A prefeita de Pedra Preta, Iraci Ferreira de Souza, apresentou uma representação disciplinar contra o vereador Carlos Fernando Pereira de Oliveira, o “Fernando do Galvileiro”, sob acusação de violência política de gênero e quebra de decoro parlamentar.

A denúncia foi encaminhada à Procuradoria Especial da Mulher da Câmara Municipal e, posteriormente, remetida à Presidência do Legislativo para análise e adoção das providências cabíveis. No documento de encaminhamento, a própria Procuradoria ressalta que não possui natureza investigativa ou poder para aplicar sanções, cabendo aos órgãos competentes da Câmara analisar o caso.
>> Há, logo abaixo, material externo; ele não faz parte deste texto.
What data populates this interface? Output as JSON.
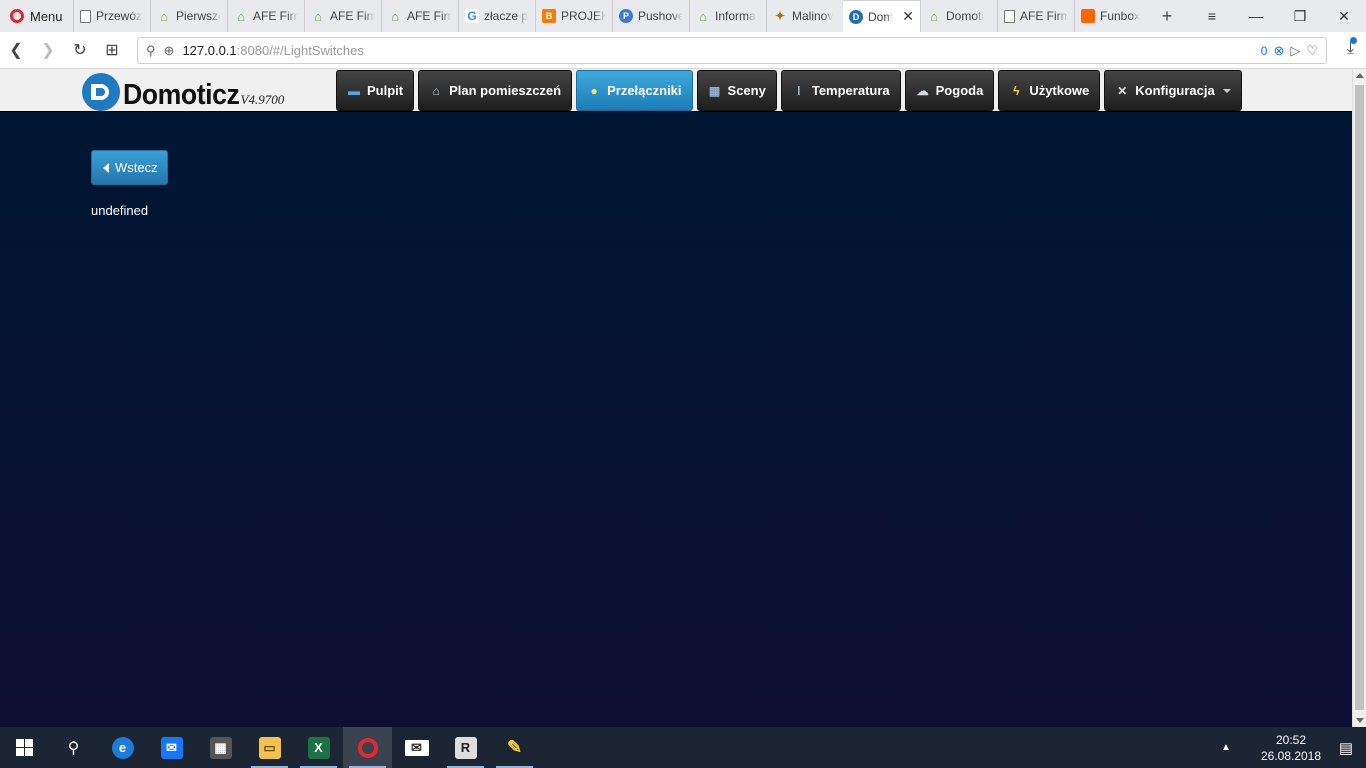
{
  "browser": {
    "menu_label": "Menu",
    "tabs": [
      {
        "label": "Przewóz",
        "icon": "document-icon"
      },
      {
        "label": "Pierwsze",
        "icon": "house-icon"
      },
      {
        "label": "AFE Firm",
        "icon": "house-icon"
      },
      {
        "label": "AFE Firm",
        "icon": "house-icon"
      },
      {
        "label": "AFE Firm",
        "icon": "house-icon"
      },
      {
        "label": "złacze p",
        "icon": "google-icon"
      },
      {
        "label": "PROJEKT",
        "icon": "blogger-icon"
      },
      {
        "label": "Pushove",
        "icon": "pushover-icon"
      },
      {
        "label": "Informa",
        "icon": "house-icon"
      },
      {
        "label": "Malinov",
        "icon": "raspberry-icon"
      },
      {
        "label": "Dom",
        "icon": "domoticz-icon",
        "active": true
      },
      {
        "label": "Domoti",
        "icon": "house-icon"
      },
      {
        "label": "AFE Firm",
        "icon": "document-icon"
      },
      {
        "label": "Funbox",
        "icon": "orange-icon"
      }
    ],
    "new_tab": "+",
    "address": {
      "host": "127.0.0.1",
      "rest": ":8080/#/LightSwitches",
      "adblock_count": "0"
    }
  },
  "app": {
    "logo_text": "Domoticz",
    "version": "V4.9700",
    "menu": [
      {
        "label": "Pulpit",
        "icon": "dashboard-icon"
      },
      {
        "label": "Plan pomieszczeń",
        "icon": "floorplan-icon"
      },
      {
        "label": "Przełączniki",
        "icon": "lightbulb-icon",
        "active": true
      },
      {
        "label": "Sceny",
        "icon": "scenes-icon"
      },
      {
        "label": "Temperatura",
        "icon": "thermometer-icon"
      },
      {
        "label": "Pogoda",
        "icon": "weather-icon"
      },
      {
        "label": "Użytkowe",
        "icon": "utility-icon"
      },
      {
        "label": "Konfiguracja",
        "icon": "tools-icon",
        "dropdown": true
      }
    ],
    "back_label": "Wstecz",
    "body_text": "undefined",
    "colors": {
      "header_bg": "#f0f0f0",
      "menu_bg": "#2a2a2a",
      "menu_active": "#2a8bc7",
      "content_bg_top": "#001633",
      "content_bg_bottom": "#0f0f33"
    }
  },
  "taskbar": {
    "time": "20:52",
    "date": "26.08.2018"
  }
}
Segundo a representação, os episódios teriam ocorrido durante fiscalizações e manifestações públicas realizadas pelo vereador nos meses de junho, julho e agosto de 2026. A prefeita sustenta que as críticas ultrapassaram o debate administrativo e passaram a conter ataques pessoais e expressões consideradas ofensivas.
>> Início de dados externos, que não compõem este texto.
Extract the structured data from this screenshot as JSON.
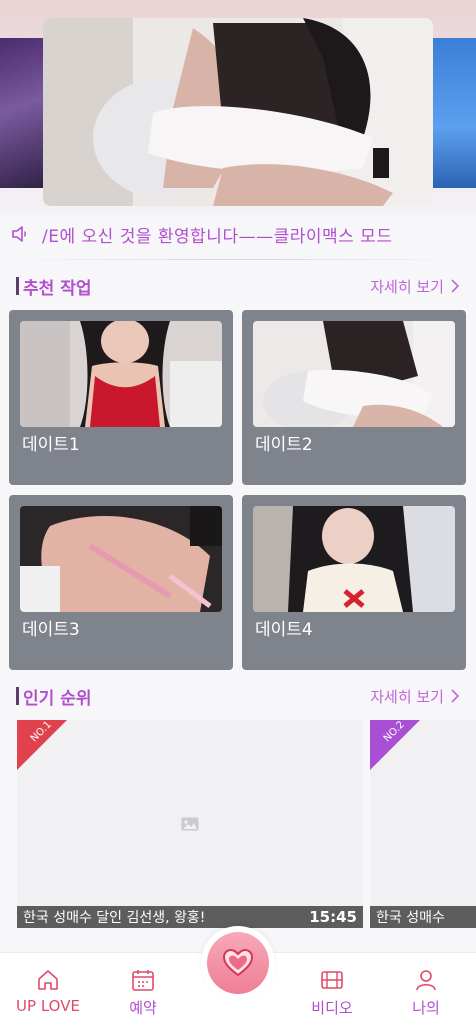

Entre os episódios citados está uma fiscalização realizada no Distrito Industrial, em junho, quando o parlamentar fez críticas à administração municipal. Outro fato apontado ocorreu às margens da Rodovia 459, em julho. A representação também relata um episódio ocorrido em 11 de agosto, na Farmácia Municipal, quando o vereador realizou uma transmissão ao vivo e questionou a falta de medicamentos. A defesa da prefeita afirma que, durante essas manifestações, foram utilizadas expressões como “incompetente”, “omissa” e “mentirosa”.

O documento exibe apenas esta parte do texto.